Uh, because, mermaids. Duh.
I was given the Oceanic Tarot deck to review from Cico books and, therefore, *squeee*. The Oceanic Tarot deck is how it sounds: ocean themed. The author scuba dives and their work reflects their love for the ocean. It’s no surprise that this is the theme of the deck. Her love for the ocean shines through the cards.
The deck comes in a very sturdy box, made to be proudly displayed. The box opens from the side, a cute feature that I haven’t come across yet. I still can’t get over how cool the box is. It now lives beside my Beautiful Creatures deck.
Let’s talk about the book
The booklet that comes with the Oceanic Tarot deck is more than a LWB (little white booklet). It’s just as much a work of art as the deck is. A female mermaid reaching up to the sky is displayed on the matte cover: “Oceanic Tarot: Discover the Secrets and Wisdom of the Sea.” The Oceanic Tarot LWB is in full color and the size of a small, square book.
Each card, the author explains, has both an “easy meaning” and a “quick advice.” Those two features make the deck ideal for a beginner and a one-card drawing. Practical tips are included, covering imprinting your energy to reading the cards.
How one begins to read the cards follows in the next section. That part of the book goes step-by-step to guide the beginner through the cards. For instance, the Oceanic Tarot book suggests that you start by setting your intention, and addresses the idea that no one else is to touch your cards. Following that, the author outlines some simple spreads, and then spreads that are more complicated. I, personally, won’t be at the point where I can do those anytime soon.
How the book makes reading so simple
The LWB follows other decks in the sense that it gives the basics generally in the same order as others. However, the author adds not only the basic introduction for Tarot, but also suggestions on how to read the cards. You’ll find in the next section that there is a basic something or other that the author includes in the cards.
For the ease of the reader, the author lays out the Oceanic symbols for each suit in a chart. She also goes on to give a one word key term from Ace through Ten by the numbers. I found this incredibly beneficial for the beginner because it’s a guide through the cards that still allows your intuition to prosper through the reading. Another feature of the Oceanic Tarot in the LWB for the minor arcana is that there are meanings for “you” cards. Those cards are the o=positions of a spread that reveal you and your current situation.
The Oceanic Tarot cards
The cards are meant to stimulate your intuition. I’ve heard that the proper way to read Tarot is by using your intuition rather than memorizing the meanings. I appreciate the simplicity of the cards. The Oceanic Tarot deck, much like the Under the Roses Lenormand deck, has little else going on in the background of the major arcana. I mention only the major Arcana because the minor arcana are simply the number of the suit with a generic background.
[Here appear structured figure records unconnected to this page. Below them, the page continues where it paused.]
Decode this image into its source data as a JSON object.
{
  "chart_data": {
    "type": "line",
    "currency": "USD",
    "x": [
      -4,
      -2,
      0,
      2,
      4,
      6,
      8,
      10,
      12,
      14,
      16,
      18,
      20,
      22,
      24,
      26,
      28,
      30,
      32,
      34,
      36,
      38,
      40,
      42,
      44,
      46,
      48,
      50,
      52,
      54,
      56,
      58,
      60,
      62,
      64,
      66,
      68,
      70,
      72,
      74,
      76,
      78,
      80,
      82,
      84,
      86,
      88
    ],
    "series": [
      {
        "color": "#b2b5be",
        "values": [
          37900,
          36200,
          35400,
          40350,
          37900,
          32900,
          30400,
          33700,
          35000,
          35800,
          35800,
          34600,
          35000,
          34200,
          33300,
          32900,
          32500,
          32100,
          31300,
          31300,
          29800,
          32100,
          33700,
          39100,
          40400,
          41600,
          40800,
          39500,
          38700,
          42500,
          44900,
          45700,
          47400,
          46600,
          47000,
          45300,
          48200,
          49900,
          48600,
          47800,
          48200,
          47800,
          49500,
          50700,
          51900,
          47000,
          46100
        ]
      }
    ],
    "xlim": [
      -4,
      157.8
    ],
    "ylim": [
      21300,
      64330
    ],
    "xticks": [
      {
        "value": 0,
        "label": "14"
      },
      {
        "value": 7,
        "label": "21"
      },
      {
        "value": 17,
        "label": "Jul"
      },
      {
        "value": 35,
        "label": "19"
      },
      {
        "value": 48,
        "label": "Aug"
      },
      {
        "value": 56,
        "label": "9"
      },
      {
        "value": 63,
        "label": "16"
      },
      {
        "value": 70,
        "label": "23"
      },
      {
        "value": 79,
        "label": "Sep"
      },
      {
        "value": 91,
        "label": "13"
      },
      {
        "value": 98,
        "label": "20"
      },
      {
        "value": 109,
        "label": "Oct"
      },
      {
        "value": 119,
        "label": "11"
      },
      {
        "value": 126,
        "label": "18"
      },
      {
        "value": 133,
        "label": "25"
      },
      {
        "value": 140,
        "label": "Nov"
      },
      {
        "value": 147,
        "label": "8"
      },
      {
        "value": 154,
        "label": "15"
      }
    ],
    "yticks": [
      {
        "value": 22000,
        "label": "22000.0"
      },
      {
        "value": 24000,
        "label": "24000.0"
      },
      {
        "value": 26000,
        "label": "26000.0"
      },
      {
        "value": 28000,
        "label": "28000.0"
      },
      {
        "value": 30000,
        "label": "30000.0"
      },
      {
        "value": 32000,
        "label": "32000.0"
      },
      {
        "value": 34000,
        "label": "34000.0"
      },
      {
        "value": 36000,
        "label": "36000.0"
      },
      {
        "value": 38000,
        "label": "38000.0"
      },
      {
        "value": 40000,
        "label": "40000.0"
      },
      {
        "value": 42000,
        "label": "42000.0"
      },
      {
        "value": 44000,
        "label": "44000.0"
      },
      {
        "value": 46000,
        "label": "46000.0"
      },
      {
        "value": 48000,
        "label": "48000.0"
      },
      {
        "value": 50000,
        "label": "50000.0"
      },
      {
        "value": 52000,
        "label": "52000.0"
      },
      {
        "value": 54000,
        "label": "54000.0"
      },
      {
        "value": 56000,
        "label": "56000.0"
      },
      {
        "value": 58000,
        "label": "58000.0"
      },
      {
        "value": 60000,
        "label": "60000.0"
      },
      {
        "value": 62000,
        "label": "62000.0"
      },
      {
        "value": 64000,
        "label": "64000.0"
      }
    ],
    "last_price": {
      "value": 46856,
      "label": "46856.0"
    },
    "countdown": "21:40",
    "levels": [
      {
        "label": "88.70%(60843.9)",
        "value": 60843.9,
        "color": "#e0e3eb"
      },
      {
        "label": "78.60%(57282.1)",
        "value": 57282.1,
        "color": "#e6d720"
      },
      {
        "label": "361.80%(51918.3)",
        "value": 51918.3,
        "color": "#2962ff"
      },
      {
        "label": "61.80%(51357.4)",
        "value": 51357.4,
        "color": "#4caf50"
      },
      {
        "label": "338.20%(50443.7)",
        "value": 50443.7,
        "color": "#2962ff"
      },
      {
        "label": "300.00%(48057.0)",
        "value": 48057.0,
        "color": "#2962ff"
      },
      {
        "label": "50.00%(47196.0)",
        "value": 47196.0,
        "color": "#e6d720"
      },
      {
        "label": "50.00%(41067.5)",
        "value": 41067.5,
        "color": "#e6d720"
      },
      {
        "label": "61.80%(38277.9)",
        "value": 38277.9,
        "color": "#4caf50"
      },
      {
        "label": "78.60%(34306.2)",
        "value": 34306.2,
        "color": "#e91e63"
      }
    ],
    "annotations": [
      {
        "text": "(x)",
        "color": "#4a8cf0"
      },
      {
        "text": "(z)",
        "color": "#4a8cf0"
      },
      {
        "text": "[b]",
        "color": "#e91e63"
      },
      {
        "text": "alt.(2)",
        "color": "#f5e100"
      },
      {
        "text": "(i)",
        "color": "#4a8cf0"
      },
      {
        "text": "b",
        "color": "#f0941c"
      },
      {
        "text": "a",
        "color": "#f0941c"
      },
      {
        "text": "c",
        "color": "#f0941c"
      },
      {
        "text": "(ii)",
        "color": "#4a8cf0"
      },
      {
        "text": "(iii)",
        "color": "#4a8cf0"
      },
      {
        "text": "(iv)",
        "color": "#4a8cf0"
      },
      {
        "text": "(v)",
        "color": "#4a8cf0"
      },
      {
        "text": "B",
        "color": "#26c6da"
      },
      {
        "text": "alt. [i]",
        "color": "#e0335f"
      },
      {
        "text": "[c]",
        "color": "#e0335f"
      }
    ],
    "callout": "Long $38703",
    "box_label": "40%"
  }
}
The Oceanic Tarot deck’s Minor Arcana at first disappointed me. I wanted to see more artwork than what it was giving me but I quickly learned that the lack of unique pictures didn’t detract from the cards. At the bottom of every card, both major arcana and minor arcana, have a keyword. I absolutely love that. For instance, the King of Cups’ keyword is “understanding.” The book goes on to say that the King can be distant sometimes. By the look on his face I could tell that he was out of focus, transfixed by some thought he had.
The illustrations of the cards is simple water-works, unlike the Tarot of the Night or Tarot Gothica. This is simple and doesn’t try to make the pictures seem realistic. The artist embraces what she’s good at and it works well with the cards. In fact, I don’t think more “realistic” (for lack of a better word) illustrations would look as good as this. Whereas Tarot Gothica looks like a picture taken on a camera, the Oceanic Tarot doesn’t try to pretend to be something it’s not.